Мать Серёги — мужеподобная, короткостриженая, вечно в джинсах — была сильно пьющей. Имелся у неё друг, с которым они частенько прикладывались к бутылке в конце дня, после работы на Ваганьковском рынке. Здоровенный усатый мужик, имени которого за годы мне не суждено было узнать, — он ладил с Серёгой, но смертельно ругался с его матерью. Орали они на весь подъезд, но до мордобоя не доходило.
Серёга внушал мне уважение своими уловами, с которыми возвращался с подмосковных водохранилищ, и знанием собачьей жизни. Шерлока он любил как своего, всегда готов был приласкать и научить полезному.
Однажды я заметил, как мать Серёги — Марья — вдруг переменилась. Во-первых, я узнал, как её зовут. Во-вторых, она протрезвела и ходила теперь какой-то посветлевшей. Она словно бы вспомнила, что женщина: стала носить платья, причёсываться. Нелепые сухоцветы появлялись то в её коротких волосах, то приколотыми на платье. И всё казалось, когда я здоровался с ней, что она хочет что-то сказать. Она кротко улыбалась, про себя.
Как вдруг Серёга поделился: «Мать ходила по врачам. Сказали, что жить ей — месяц-другой».
Я не поверил. Эта рослая, грубая, крикливая женщина, казалось, не способна была умереть.
До сих пор я думаю о том, что же она мне сказала бы, если б смогла? Что умирает? Что смерть облагораживает при своём приближении?
Марья умерла, друг её куда-то делся, и Серёга стал жить один.
Перед моим отъездом он купил себе щенка русского сеттера и назвал его Макаром. Шерлок теперь гуляет по пустыне, Макар носится по лесам и Пресне.

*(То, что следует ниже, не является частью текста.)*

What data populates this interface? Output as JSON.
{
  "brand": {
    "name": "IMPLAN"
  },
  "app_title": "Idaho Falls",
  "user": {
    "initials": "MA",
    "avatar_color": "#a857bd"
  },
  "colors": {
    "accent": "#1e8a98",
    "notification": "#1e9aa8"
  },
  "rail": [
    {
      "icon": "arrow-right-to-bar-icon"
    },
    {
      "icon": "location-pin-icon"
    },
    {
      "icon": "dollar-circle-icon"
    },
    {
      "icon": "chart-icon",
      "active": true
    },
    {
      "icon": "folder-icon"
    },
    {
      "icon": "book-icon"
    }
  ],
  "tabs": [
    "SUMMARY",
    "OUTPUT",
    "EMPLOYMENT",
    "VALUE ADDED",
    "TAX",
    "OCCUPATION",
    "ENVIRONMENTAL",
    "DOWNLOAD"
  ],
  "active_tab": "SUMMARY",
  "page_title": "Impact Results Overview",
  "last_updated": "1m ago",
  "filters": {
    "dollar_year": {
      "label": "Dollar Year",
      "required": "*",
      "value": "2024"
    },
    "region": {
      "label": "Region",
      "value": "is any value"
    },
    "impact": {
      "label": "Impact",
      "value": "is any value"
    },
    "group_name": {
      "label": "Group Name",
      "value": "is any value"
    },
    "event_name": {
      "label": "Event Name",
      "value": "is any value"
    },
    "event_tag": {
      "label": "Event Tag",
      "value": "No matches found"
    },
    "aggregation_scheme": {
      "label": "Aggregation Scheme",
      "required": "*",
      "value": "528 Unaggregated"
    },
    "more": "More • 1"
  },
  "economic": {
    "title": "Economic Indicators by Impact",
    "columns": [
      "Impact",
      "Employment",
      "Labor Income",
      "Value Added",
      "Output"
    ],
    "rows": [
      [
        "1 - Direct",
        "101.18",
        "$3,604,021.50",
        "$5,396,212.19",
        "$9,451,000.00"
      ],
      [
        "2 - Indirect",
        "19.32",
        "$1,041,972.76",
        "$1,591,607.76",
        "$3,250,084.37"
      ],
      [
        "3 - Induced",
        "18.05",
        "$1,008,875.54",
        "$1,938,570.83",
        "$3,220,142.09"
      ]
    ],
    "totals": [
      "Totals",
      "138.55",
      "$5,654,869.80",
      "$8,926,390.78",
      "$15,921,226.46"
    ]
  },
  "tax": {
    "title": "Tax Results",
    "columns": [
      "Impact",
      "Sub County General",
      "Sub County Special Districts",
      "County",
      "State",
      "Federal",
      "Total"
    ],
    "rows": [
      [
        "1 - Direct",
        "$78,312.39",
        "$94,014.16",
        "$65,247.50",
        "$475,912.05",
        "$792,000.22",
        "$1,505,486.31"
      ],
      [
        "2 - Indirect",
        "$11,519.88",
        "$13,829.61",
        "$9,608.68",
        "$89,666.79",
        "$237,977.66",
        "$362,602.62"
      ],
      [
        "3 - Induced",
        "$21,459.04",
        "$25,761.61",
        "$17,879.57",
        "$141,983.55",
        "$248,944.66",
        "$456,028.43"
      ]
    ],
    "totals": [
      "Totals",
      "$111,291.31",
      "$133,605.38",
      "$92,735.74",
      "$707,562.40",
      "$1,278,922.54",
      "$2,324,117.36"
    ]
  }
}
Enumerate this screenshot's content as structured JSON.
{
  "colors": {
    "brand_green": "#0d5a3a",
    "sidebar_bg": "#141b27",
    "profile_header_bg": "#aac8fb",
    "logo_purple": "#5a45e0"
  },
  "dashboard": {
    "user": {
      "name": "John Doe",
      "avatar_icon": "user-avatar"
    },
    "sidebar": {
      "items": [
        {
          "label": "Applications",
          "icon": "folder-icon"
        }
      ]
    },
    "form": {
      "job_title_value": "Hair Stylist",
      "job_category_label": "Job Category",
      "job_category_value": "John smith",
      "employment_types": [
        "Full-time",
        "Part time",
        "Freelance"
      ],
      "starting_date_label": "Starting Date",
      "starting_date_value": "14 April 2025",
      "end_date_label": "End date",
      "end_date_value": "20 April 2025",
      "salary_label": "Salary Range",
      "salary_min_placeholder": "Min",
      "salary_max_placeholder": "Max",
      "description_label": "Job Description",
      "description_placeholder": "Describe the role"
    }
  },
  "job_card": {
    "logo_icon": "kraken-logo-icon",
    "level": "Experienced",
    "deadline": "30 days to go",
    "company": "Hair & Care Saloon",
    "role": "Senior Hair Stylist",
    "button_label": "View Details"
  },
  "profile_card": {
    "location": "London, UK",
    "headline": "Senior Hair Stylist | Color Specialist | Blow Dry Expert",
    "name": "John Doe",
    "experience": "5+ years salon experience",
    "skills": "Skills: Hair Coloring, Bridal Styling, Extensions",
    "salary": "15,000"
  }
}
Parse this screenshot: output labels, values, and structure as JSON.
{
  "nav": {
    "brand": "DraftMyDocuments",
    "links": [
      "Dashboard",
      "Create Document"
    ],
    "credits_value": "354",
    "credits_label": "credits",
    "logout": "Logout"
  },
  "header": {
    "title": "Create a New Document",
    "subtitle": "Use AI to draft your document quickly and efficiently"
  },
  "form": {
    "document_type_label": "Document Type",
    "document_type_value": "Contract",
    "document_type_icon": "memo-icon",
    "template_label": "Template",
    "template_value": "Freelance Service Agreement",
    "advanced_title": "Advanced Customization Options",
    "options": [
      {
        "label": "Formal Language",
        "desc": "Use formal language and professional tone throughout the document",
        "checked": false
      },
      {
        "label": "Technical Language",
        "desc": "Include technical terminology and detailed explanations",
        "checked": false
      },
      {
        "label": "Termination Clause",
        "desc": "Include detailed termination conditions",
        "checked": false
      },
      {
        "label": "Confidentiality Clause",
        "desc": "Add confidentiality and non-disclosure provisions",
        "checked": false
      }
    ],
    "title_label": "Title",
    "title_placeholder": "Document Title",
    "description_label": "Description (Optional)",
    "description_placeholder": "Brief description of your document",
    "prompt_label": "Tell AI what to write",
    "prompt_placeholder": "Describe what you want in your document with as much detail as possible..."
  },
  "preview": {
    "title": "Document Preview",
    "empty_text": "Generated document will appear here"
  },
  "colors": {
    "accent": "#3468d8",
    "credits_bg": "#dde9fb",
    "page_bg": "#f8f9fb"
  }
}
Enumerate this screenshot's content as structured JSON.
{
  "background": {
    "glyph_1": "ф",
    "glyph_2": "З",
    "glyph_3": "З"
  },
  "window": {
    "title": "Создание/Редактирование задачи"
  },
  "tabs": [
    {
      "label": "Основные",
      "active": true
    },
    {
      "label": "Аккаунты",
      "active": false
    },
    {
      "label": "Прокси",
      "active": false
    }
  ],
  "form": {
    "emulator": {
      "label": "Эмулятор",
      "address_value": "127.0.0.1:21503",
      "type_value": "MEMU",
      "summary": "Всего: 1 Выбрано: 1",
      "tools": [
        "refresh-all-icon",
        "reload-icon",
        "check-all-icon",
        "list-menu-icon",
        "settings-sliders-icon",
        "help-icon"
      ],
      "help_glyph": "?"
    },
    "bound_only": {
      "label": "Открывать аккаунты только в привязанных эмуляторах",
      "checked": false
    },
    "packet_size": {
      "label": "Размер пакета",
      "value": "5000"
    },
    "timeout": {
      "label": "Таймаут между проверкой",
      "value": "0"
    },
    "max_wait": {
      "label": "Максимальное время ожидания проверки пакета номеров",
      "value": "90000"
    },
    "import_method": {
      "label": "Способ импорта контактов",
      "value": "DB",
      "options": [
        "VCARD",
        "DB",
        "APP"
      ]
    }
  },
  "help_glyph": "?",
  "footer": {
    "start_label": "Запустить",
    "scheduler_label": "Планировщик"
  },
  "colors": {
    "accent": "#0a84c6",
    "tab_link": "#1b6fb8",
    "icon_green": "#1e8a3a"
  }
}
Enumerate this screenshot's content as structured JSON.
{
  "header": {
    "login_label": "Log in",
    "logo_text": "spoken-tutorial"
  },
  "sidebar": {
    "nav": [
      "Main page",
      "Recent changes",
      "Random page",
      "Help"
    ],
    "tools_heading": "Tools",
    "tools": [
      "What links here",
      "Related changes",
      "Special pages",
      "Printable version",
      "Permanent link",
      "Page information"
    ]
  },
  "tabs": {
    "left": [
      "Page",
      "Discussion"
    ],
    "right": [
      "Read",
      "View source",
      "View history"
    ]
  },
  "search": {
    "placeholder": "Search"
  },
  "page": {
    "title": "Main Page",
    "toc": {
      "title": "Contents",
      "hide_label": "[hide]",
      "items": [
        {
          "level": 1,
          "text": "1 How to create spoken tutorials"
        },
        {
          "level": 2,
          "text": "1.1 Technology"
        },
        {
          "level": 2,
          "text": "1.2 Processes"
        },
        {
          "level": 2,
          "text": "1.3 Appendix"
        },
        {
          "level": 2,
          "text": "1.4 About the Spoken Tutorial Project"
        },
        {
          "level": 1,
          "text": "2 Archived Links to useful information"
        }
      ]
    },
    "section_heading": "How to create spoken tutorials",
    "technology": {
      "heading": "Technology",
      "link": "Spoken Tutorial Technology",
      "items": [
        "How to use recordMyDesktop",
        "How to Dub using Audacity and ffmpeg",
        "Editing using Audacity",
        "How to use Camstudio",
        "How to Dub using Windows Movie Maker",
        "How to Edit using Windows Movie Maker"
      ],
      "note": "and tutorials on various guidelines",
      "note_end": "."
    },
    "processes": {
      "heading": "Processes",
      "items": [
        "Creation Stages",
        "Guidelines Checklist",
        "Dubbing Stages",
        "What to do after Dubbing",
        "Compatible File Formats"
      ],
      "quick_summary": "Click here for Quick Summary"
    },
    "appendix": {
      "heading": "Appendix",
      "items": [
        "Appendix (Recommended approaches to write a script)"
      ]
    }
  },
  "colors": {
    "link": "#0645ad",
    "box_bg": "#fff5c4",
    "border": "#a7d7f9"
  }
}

А я всё чаще задумываюсь о том, что звёзды понятнее, чем самая простая жизнь.
У самаритян
Вся точёная, изящная, как маленький цветок, говорит властно:
— Хочешь, я покажу тебе тайное место?
И ведёт меня на вертолётную площадку.
Госпиталь, в котором мы с ней тогда работали, находился в Иудейских горах. С вертолётной площадки открылся вид на лесистые ярусы склонов, на провал, заросший снопами жёлтого дрока и инжирными деревьями, оставшимися от садов когда-то процветавших здесь деревень.
Под обрывом оказался небольшой выступ, мы спустились на него и там схоронились от посторонних глаз, как дети под столом во время праздника.
В ущелье опускалось солнце.
Она закрыла глаза, и её смуглая кожа озарилась бронзовыми лучами.